Islamabad - Mit einem Aufruf, die Korruption im Justizwesen zu bekämpfen, hat Pakistans Oberster Richter Iftikhar Muhammad Chaudhry am Dienstag seine Arbeit wieder aufgenommen. Ohne die Hilfe der Anwälte könne die grassierende Korruption der Justiz nicht ausgemerzt werden, sagte Chaudhry, der bei seiner Rückkehr wie ein Held gefeiert wurde. Er forderte seine Mitarbeiter auf, Ordnung zu schaffen und alle Fälle von Korruption zu melden.

Auf massiven Druck der Opposition hatte die Regierung Chaudhry und 60 weitere entlassene Richter vergangene Woche wieder eingesetzt. Bei seiner Ankunft am Obersten Gerichtshof bereiteten rund 250 Anwälte dem 60-Jährigen einen begeisterten Empfang. Zahlreiche Menschen bestreuten sein Auto mit Rosenblüten und ließen Luftballons in den Himmel steigen. Für Millionen Pakistaner verkörpert Chaudhry die Hoffnung auf eine unabhängige Justiz.
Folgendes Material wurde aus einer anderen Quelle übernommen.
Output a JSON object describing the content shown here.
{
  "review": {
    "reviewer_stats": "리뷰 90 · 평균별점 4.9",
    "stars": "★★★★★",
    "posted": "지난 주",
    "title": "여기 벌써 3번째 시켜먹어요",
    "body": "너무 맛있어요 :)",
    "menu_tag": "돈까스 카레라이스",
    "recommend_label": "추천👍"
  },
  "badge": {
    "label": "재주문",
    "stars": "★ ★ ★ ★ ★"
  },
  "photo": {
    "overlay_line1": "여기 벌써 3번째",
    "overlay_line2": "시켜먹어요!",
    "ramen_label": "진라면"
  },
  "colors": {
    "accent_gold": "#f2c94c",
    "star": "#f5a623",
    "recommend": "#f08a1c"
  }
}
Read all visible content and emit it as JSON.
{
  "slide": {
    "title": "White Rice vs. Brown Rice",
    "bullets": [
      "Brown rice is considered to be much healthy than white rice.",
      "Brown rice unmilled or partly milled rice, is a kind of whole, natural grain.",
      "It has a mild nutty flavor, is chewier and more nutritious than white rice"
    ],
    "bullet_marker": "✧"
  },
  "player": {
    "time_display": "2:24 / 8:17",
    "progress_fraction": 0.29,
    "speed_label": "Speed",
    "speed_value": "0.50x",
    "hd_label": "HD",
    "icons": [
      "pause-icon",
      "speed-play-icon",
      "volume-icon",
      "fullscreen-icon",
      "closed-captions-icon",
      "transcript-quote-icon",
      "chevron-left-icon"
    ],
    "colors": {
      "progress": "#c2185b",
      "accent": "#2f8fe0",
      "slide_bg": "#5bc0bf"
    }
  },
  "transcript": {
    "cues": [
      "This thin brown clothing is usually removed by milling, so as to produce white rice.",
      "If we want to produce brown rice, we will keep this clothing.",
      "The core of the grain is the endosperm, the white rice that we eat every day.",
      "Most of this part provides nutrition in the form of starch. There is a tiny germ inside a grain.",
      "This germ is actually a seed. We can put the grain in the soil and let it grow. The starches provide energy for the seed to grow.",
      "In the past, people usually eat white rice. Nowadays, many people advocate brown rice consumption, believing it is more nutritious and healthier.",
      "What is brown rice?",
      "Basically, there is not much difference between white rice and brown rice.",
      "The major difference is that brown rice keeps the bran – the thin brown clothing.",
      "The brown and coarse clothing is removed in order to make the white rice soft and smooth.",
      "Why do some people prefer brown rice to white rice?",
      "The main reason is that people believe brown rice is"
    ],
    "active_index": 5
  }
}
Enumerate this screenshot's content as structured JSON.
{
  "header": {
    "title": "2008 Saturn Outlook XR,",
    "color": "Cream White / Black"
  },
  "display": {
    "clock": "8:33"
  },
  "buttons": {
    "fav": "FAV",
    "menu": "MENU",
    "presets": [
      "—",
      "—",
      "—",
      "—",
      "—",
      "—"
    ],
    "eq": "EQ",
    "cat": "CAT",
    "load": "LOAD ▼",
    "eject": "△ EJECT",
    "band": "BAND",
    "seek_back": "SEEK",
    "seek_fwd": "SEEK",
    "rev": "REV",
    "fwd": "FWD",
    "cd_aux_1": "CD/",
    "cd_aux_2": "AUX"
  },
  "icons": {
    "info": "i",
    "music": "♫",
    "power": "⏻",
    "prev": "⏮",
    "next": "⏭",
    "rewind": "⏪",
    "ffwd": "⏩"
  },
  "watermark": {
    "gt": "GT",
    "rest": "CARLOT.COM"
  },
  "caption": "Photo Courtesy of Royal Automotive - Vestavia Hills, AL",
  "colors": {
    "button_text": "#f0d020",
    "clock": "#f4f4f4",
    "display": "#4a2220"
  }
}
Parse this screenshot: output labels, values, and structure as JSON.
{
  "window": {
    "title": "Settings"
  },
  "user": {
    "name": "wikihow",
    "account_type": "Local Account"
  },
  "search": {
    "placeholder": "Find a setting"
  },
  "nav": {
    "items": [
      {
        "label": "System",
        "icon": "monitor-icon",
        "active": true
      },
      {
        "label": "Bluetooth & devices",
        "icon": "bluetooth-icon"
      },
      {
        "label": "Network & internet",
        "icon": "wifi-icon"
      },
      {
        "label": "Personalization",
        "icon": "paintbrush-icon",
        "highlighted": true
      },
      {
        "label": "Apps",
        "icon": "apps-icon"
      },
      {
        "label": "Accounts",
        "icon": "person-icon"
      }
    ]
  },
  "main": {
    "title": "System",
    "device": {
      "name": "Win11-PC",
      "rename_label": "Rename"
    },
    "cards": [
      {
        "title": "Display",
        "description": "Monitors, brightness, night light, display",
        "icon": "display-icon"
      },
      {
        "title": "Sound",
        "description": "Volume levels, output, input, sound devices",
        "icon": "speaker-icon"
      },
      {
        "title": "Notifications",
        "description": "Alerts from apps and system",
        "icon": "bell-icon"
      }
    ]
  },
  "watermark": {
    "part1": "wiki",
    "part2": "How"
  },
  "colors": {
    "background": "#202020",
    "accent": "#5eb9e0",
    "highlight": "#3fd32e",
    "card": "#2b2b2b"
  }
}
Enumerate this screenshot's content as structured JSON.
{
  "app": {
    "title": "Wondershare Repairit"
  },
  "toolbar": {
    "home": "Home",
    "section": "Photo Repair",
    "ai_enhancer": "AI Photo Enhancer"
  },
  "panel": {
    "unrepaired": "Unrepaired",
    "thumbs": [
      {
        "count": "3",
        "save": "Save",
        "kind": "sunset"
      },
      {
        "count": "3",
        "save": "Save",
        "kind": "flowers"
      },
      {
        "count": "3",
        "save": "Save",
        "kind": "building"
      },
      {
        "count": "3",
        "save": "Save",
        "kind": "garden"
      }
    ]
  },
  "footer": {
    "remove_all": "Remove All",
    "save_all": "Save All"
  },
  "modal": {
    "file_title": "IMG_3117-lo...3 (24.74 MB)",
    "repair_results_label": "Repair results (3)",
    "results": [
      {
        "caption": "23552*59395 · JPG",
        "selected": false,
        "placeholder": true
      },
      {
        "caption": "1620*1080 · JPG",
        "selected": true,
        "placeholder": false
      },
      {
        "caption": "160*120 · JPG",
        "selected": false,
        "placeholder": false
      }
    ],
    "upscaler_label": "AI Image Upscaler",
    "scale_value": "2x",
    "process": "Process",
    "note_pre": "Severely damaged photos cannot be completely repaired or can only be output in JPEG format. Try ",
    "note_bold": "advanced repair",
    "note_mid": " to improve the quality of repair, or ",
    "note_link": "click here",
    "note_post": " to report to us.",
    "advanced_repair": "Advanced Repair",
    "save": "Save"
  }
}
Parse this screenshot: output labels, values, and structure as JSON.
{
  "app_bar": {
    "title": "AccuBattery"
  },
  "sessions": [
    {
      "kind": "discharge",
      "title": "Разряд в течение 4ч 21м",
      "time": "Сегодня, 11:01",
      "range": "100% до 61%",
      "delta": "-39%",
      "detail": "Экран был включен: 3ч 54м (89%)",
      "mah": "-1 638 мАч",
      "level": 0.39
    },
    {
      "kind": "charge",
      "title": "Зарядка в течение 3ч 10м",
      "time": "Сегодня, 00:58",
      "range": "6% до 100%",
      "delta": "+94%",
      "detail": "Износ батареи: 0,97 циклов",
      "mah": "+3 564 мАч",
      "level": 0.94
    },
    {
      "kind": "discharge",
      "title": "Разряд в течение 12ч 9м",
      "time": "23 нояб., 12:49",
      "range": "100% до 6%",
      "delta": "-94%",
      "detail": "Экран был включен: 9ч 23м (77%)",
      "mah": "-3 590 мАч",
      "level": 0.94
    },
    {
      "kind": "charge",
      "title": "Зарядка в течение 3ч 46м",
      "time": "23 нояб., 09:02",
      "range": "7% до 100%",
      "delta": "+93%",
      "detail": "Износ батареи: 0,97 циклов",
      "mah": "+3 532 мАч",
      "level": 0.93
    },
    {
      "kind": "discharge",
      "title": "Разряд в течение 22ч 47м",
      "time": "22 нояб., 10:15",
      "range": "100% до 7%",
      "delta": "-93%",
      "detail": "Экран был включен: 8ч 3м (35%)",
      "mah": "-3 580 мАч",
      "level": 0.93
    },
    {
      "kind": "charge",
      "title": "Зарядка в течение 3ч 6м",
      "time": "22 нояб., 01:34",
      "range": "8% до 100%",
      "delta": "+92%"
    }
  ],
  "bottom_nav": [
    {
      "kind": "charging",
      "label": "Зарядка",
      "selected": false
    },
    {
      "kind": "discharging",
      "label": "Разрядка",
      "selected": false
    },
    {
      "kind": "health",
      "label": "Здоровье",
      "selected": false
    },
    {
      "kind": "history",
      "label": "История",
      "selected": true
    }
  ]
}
Familienangehörige hunderter Menschen, die spurlos verschwunden sind, hoffen mit seiner Hilfe auf Aufklärung.

"Erdrückende Beweise"

Bevor Chaudhry im November 2007 von dem damaligen Militärmachthaber Pervez Musharraf abgesetzt wurde, hatte er Untersuchungen über das Verschwinden Dutzender Menschen angestellt, bei denen der Verdacht besteht, dass sie vom Geheimdienst verschleppt wurden. Chaudhry bestätigte damals, dass es "erdrückende Beweise" in diese Richtung gebe. Eine Gruppe Angehöriger versammelte sich am Dienstag vor dem Gericht und forderte die Freilassung der Verschwundenen. Menschenrechtler beschuldigen die Geheimdienste, die Menschen im Zuge des Kampfs gegen den Terror, den Pakistan seit 2001 mit den USA führt, ohne Prozess festzuhalten.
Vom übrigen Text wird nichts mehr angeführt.